Abstract

This article addresses the first complete Italian translation of the Qur’an, Il Corano, versione italiana con commento e una notizia biografica di Macometto, which was authored by Vincenzo Calza, the first Pontifical General Consul in Algiers, and published in 1847. After contextualising the author and his work with a brief biographical introduction, the article identifies the origins of Calza’s interest in his study of Islam and the Qur’anic text, as well as his objective in engaging with these subjects.
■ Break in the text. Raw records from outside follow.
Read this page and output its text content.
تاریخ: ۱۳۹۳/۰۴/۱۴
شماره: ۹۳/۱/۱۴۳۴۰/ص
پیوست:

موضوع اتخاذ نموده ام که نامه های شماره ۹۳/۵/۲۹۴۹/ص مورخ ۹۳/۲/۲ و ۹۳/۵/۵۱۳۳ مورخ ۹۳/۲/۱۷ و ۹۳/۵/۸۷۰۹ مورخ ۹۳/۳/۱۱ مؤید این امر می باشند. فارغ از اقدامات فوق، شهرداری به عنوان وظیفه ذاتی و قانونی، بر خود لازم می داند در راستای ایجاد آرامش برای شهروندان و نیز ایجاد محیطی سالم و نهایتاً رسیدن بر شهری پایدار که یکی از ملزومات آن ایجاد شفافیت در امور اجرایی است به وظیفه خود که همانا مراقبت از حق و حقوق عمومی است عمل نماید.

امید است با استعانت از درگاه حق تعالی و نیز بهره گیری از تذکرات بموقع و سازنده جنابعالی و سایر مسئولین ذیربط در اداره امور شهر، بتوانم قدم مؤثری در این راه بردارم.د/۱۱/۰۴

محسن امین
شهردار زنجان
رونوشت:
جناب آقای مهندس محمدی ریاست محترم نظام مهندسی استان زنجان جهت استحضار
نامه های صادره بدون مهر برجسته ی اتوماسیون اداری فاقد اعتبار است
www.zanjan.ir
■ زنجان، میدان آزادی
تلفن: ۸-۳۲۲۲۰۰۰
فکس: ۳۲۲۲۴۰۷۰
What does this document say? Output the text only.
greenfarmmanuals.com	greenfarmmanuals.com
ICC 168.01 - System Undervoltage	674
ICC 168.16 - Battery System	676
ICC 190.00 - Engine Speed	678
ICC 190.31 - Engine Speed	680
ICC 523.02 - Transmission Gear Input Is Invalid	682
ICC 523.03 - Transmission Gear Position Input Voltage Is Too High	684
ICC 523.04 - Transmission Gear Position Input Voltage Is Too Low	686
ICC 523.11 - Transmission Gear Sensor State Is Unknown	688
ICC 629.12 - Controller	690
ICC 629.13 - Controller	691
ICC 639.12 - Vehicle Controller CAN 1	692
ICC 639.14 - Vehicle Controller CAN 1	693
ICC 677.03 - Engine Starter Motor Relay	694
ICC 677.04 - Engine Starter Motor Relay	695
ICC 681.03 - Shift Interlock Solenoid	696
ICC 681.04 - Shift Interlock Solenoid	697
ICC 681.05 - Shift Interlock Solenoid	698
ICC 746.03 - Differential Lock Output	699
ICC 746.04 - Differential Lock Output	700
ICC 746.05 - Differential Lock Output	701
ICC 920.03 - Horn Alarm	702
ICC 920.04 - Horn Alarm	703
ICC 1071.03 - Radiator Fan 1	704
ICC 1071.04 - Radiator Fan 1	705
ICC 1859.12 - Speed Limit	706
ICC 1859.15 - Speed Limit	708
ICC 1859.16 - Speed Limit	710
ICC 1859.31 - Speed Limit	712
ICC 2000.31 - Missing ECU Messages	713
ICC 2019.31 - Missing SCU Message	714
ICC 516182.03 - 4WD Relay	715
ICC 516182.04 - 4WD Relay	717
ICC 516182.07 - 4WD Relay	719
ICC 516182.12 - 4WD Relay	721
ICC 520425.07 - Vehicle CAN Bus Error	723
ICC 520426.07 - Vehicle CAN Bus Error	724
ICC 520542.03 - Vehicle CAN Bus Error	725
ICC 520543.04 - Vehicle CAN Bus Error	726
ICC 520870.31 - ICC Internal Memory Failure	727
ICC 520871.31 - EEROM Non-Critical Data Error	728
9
It then turns to his translation, Il Corano, and traces back the sources used by Calza in his introduction to and translation of the Qur’anic text, and the critical apparatus he employed. Calza himself claimed that his Qur’an translation was based on the original Arabic text with the help of Kazimisrki’s translation, Le Koran, and Carlo Alfonso Nallino has stated that Calza’s translation relied heavily on Kazimirski’s first flawed edition of Le Koran (1840), which was, in turn, based on Claude-Étienne Savary’s 1783 translation. Through textual analysis and comparison, in this article we find that, in fact, Calza relied entirely on the second, 1841, edition of Kazimirski's Le Koran, in which Kazimirski corrected many errors that were present in the first edition. Calza also selectively adopted elements from Kazimirski's introduction to his translation, and, through this, much of his methodological apparatus.